I made it through the hills, mountains, and construction of the 154 South. With my return to the shoreline came the first warmth I had experienced all day. I felt confident I would make it to my destination without complication. Eagerness overwhelmed my anxiety. In Ventura, another 60 miles or so in, I decided it was time to find gas again. I still had another 60 miles I could ride out before this pit stop was a necessity, but I knew better — be safe, not sorry. I pulled to the side of the highway and searched for the closest gas station with my phone, which wound up abandoning me with its staple unreliability — a dead battery.

I was on my own, not a situation I was unaccustomed to. I decided it was best to pull off at the next available exit and search the streets. I would worry about rediscovering the highway later.

Intersection after intersection was without a gas station. It had to be some cruel joke, some demented outlawing of convenience perhaps.

I finally conceded and put a pause to my southbound travels to stop and ask for directions. I entered a tire shop. I considered myself lucky they were open.

I would have to turn around.

I got back on my bike, ready to hit the road again. I turned the key to the on position; pressed down on the ignition button. The engine gargled. With the kickstand flung up, I pulled in the clutch and was ready to let the thing fly. I put it into first gear when an ice-pick silence tore through the parking lot. The engine held still. I was fucking stuck and I knew it.

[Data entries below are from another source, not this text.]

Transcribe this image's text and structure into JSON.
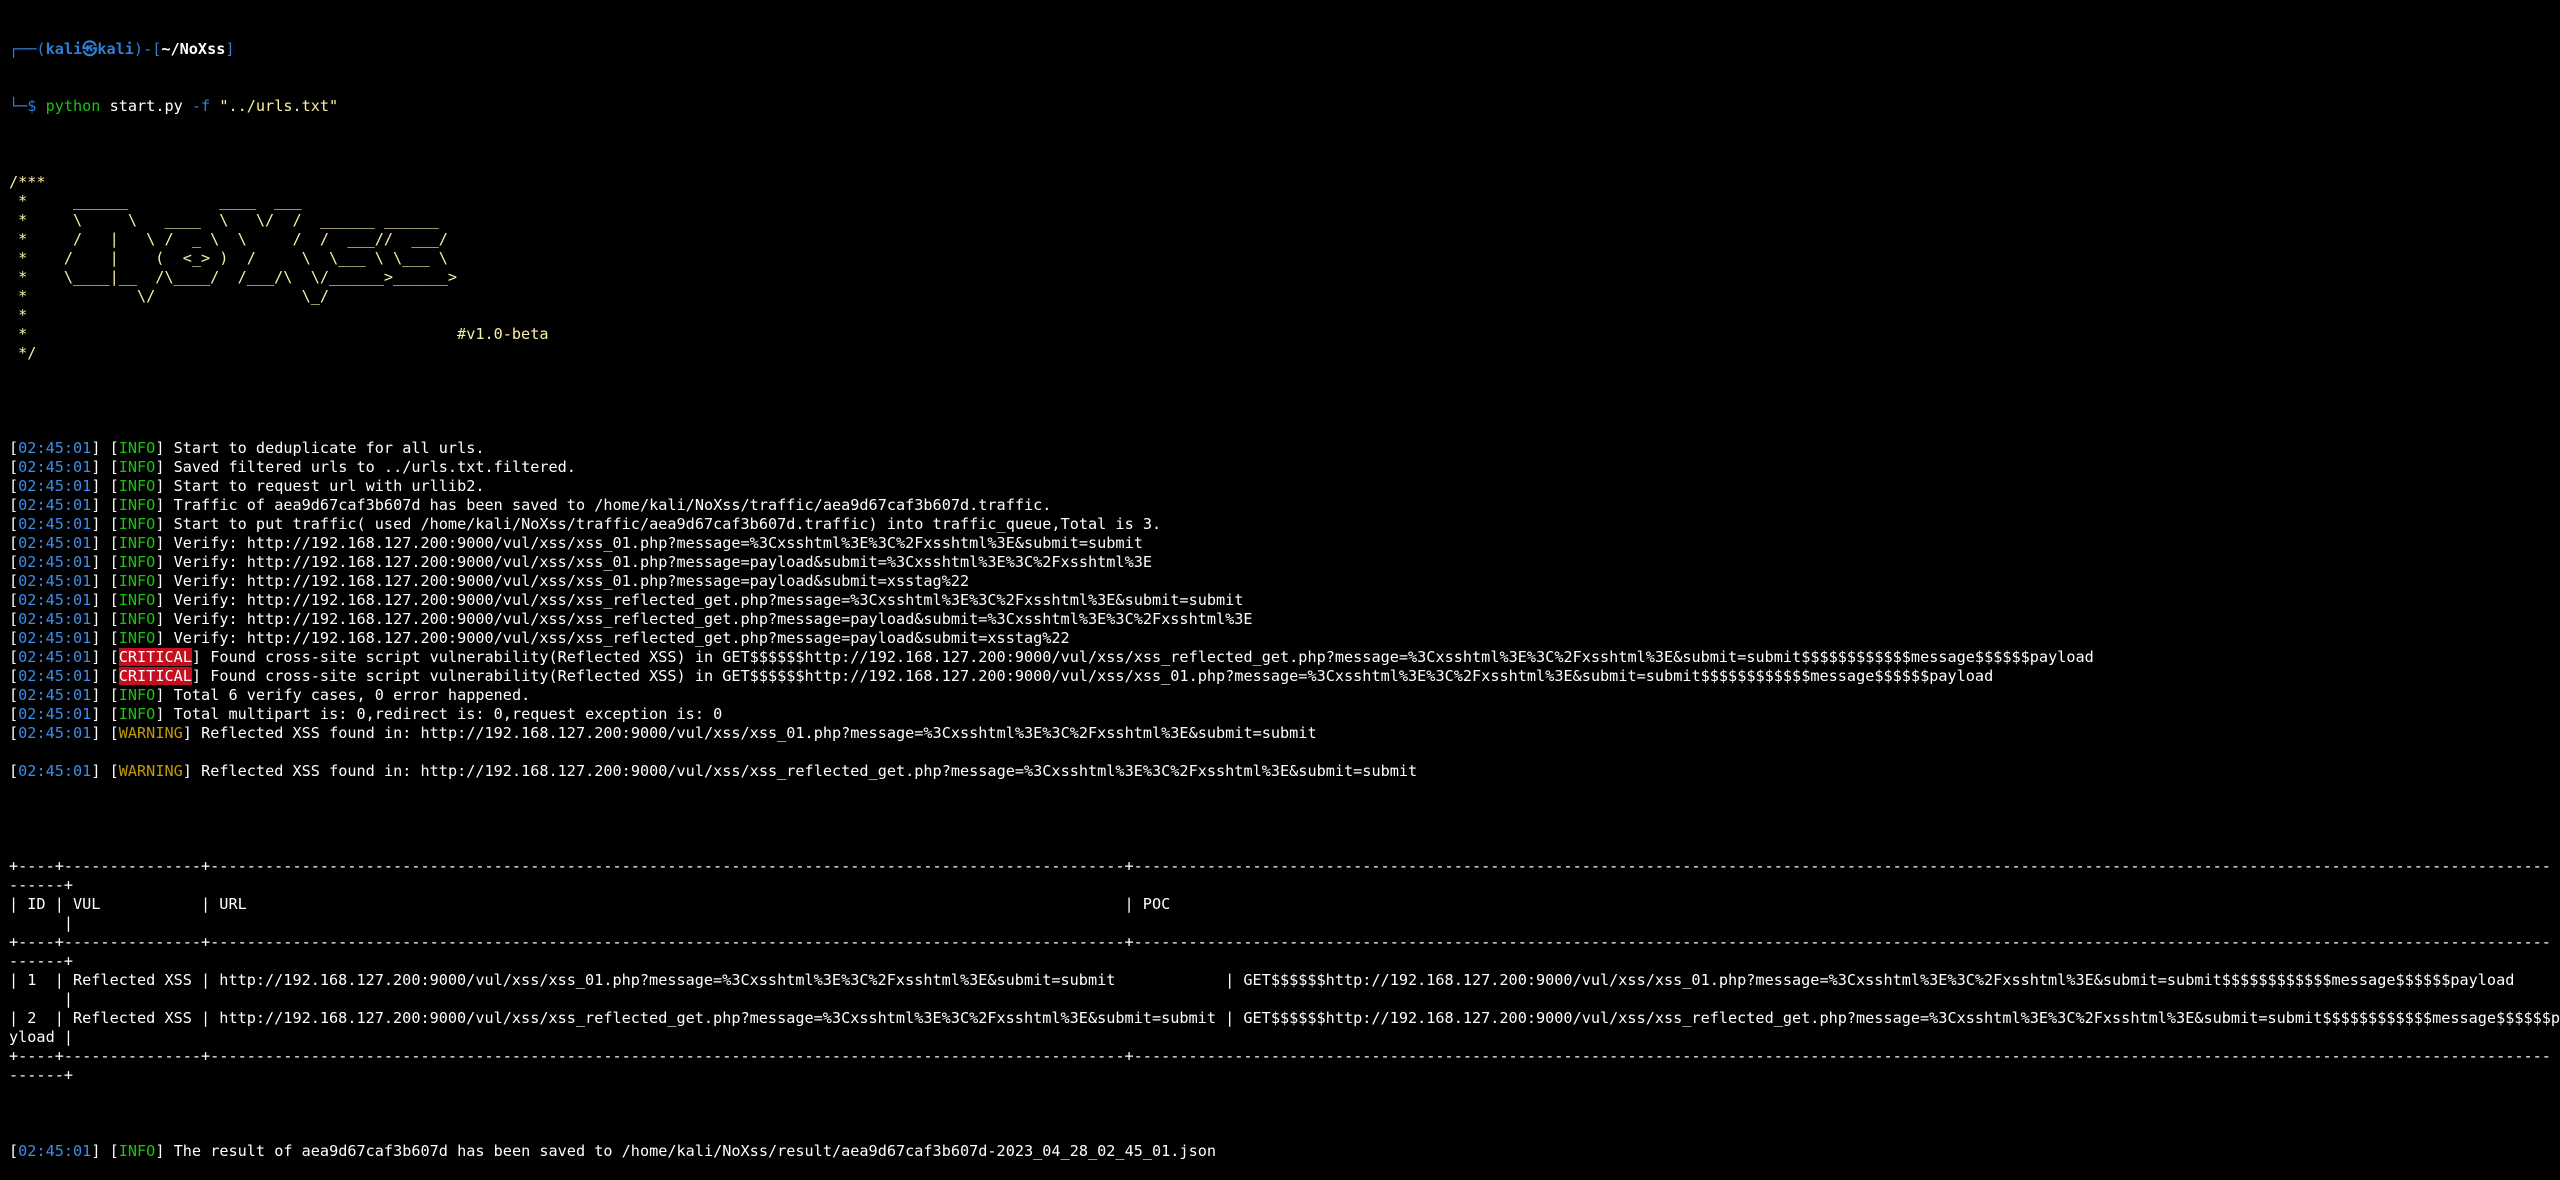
{
  "prompt": {
    "line1_prefix": "┌──(",
    "user_host": "kali㉿kali",
    "line1_mid": ")-[",
    "cwd": "~/NoXss",
    "line1_suffix": "]",
    "line2_prefix": "└─$ ",
    "command": "python",
    "command_rest": " start.py ",
    "flag": "-f",
    "arg": " \"../urls.txt\""
  },
  "banner": {
    "lines": [
      "/***",
      " *     ______          ____  ___",
      " *     \\     \\   ____  \\   \\/  /  ______ ______",
      " *     /   |   \\ /  _ \\  \\     /  /  ___//  ___/",
      " *    /    |    (  <_> )  /     \\  \\___ \\ \\___ \\",
      " *    \\____|__  /\\____/  /___/\\  \\/______>______>",
      " *            \\/                \\_/",
      " *",
      " */"
    ],
    "version_prefix": " *                                               ",
    "version": "#v1.0-beta"
  },
  "log": [
    {
      "time": "02:45:01",
      "level": "INFO",
      "msg": " Start to deduplicate for all urls."
    },
    {
      "time": "02:45:01",
      "level": "INFO",
      "msg": " Saved filtered urls to ../urls.txt.filtered."
    },
    {
      "time": "02:45:01",
      "level": "INFO",
      "msg": " Start to request url with urllib2."
    },
    {
      "time": "02:45:01",
      "level": "INFO",
      "msg": " Traffic of aea9d67caf3b607d has been saved to /home/kali/NoXss/traffic/aea9d67caf3b607d.traffic."
    },
    {
      "time": "02:45:01",
      "level": "INFO",
      "msg": " Start to put traffic( used /home/kali/NoXss/traffic/aea9d67caf3b607d.traffic) into traffic_queue,Total is 3."
    },
    {
      "time": "02:45:01",
      "level": "INFO",
      "msg": " Verify: http://192.168.127.200:9000/vul/xss/xss_01.php?message=%3Cxsshtml%3E%3C%2Fxsshtml%3E&submit=submit"
    },
    {
      "time": "02:45:01",
      "level": "INFO",
      "msg": " Verify: http://192.168.127.200:9000/vul/xss/xss_01.php?message=payload&submit=%3Cxsshtml%3E%3C%2Fxsshtml%3E"
    },
    {
      "time": "02:45:01",
      "level": "INFO",
      "msg": " Verify: http://192.168.127.200:9000/vul/xss/xss_01.php?message=payload&submit=xsstag%22"
    },
    {
      "time": "02:45:01",
      "level": "INFO",
      "msg": " Verify: http://192.168.127.200:9000/vul/xss/xss_reflected_get.php?message=%3Cxsshtml%3E%3C%2Fxsshtml%3E&submit=submit"
    },
    {
      "time": "02:45:01",
      "level": "INFO",
      "msg": " Verify: http://192.168.127.200:9000/vul/xss/xss_reflected_get.php?message=payload&submit=%3Cxsshtml%3E%3C%2Fxsshtml%3E"
    },
    {
      "time": "02:45:01",
      "level": "INFO",
      "msg": " Verify: http://192.168.127.200:9000/vul/xss/xss_reflected_get.php?message=payload&submit=xsstag%22"
    },
    {
      "time": "02:45:01",
      "level": "CRITICAL",
      "msg": " Found cross-site script vulnerability(Reflected XSS) in GET$$$$$$http://192.168.127.200:9000/vul/xss/xss_reflected_get.php?message=%3Cxsshtml%3E%3C%2Fxsshtml%3E&submit=submit$$$$$$$$$$$$message$$$$$$payload"
    },
    {
      "time": "02:45:01",
      "level": "CRITICAL",
      "msg": " Found cross-site script vulnerability(Reflected XSS) in GET$$$$$$http://192.168.127.200:9000/vul/xss/xss_01.php?message=%3Cxsshtml%3E%3C%2Fxsshtml%3E&submit=submit$$$$$$$$$$$$message$$$$$$payload"
    },
    {
      "time": "02:45:01",
      "level": "INFO",
      "msg": " Total 6 verify cases, 0 error happened."
    },
    {
      "time": "02:45:01",
      "level": "INFO",
      "msg": " Total multipart is: 0,redirect is: 0,request exception is: 0"
    },
    {
      "time": "02:45:01",
      "level": "WARNING",
      "msg": " Reflected XSS found in: http://192.168.127.200:9000/vul/xss/xss_01.php?message=%3Cxsshtml%3E%3C%2Fxsshtml%3E&submit=submit"
    },
    {
      "blank": true
    },
    {
      "time": "02:45:01",
      "level": "WARNING",
      "msg": " Reflected XSS found in: http://192.168.127.200:9000/vul/xss/xss_reflected_get.php?message=%3Cxsshtml%3E%3C%2Fxsshtml%3E&submit=submit"
    },
    {
      "blank": true
    }
  ],
  "table": {
    "lines": [
      "+----+---------------+----------------------------------------------------------------------------------------------------+-----------------------------------------------------------------------------------------------------------------------------------------------------------",
      "------+",
      "| ID | VUL           | URL                                                                                                | POC",
      "      |",
      "+----+---------------+----------------------------------------------------------------------------------------------------+-----------------------------------------------------------------------------------------------------------------------------------------------------------",
      "------+",
      "| 1  | Reflected XSS | http://192.168.127.200:9000/vul/xss/xss_01.php?message=%3Cxsshtml%3E%3C%2Fxsshtml%3E&submit=submit            | GET$$$$$$http://192.168.127.200:9000/vul/xss/xss_01.php?message=%3Cxsshtml%3E%3C%2Fxsshtml%3E&submit=submit$$$$$$$$$$$$message$$$$$$payload",
      "      |",
      "| 2  | Reflected XSS | http://192.168.127.200:9000/vul/xss/xss_reflected_get.php?message=%3Cxsshtml%3E%3C%2Fxsshtml%3E&submit=submit | GET$$$$$$http://192.168.127.200:9000/vul/xss/xss_reflected_get.php?message=%3Cxsshtml%3E%3C%2Fxsshtml%3E&submit=submit$$$$$$$$$$$$message$$$$$$pa",
      "yload |",
      "+----+---------------+----------------------------------------------------------------------------------------------------+-----------------------------------------------------------------------------------------------------------------------------------------------------------",
      "------+"
    ]
  },
  "final_log": {
    "time": "02:45:01",
    "level": "INFO",
    "msg": " The result of aea9d67caf3b607d has been saved to /home/kali/NoXss/result/aea9d67caf3b607d-2023_04_28_02_45_01.json"
  },
  "colors": {
    "background": "#000000",
    "text": "#ffffff",
    "prompt_blue": "#2f7fd6",
    "info_green": "#16c60c",
    "timestamp_blue": "#3b8eea",
    "banner_yellow": "#f9f1a5",
    "warning_yellow": "#c19c00",
    "critical_red": "#c50f1f"
  }
}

I scrambled to find a solution. The tire shop let me charge my phone. I called Santa Maria Harley, where I previously fought in a tri-fuck-ta between myself, the dealer, and Honda-U.S. for months to get a myriad of issues resolved with the bike. They told me there was no chance they could come and pick up the bike, at least, not with the hours and the staff that were cut due to the recent circumstances provided by COVID-19. I continued brainstorming solutions.

I scrubbed through YouTube videos and message boards for answers. The only thing I could come up with was that perhaps it was a faulty kick-stand safety switch. The tire shop attendants lent me a few tools to pick apart my inanimate machine. I spit and swore up and down, left to right, like a wild dog. I tugged at wires and yanked at parts— I was embarrassed. I felt like a kid again, in the worst way possible. Riding around on something your mother would tell you was “dangerous” or a “bad idea” and having it fail you in this treacherous “I told you so” moment was humiliating.

I dismembered the shutoff mechanism — as soon as the first bolt came off, bits and pieces of small spring and forgettable metal scrap went flying across the blacktop. With the seat and the tank removed I disconnected the wired connection for the piece. I was in over my head, but if by some miracle I could get the bike to start I would continue down south. My journey couldn’t be over so soon.

A broken kickstand shutoff mechanism sits beside a headphone jack for comparison of size. The radial holes, which once housed the aforementioned screws, lie empty.

A broken kickstand shutoff mechanism sits beside a headphone jack for comparison of size. The radial holes, which once housed the aforementioned screws, lie empty.

The bike remained silent with wires branching out in every direction.

The local shops were closed and a personal cost. The towing quote was over $1,000 to get to Santa Maria.

Hours away from home, I accepted defeat on a curb under the boiling sun. The scent of fresh ocean air left with those of the exhaust.

How would I get the bike home?

Hell — how was I going to get home?

My motorcycle on a better day, before I moved to San Luis Obispo, photographed on 35mm Kodak Ektar 100-ISO film that I recently developed at home.

My motorcycle on a better day, before I moved to San Luis Obispo, photographed on 35mm Kodak Ektar 100-ISO film that I recently developed at home.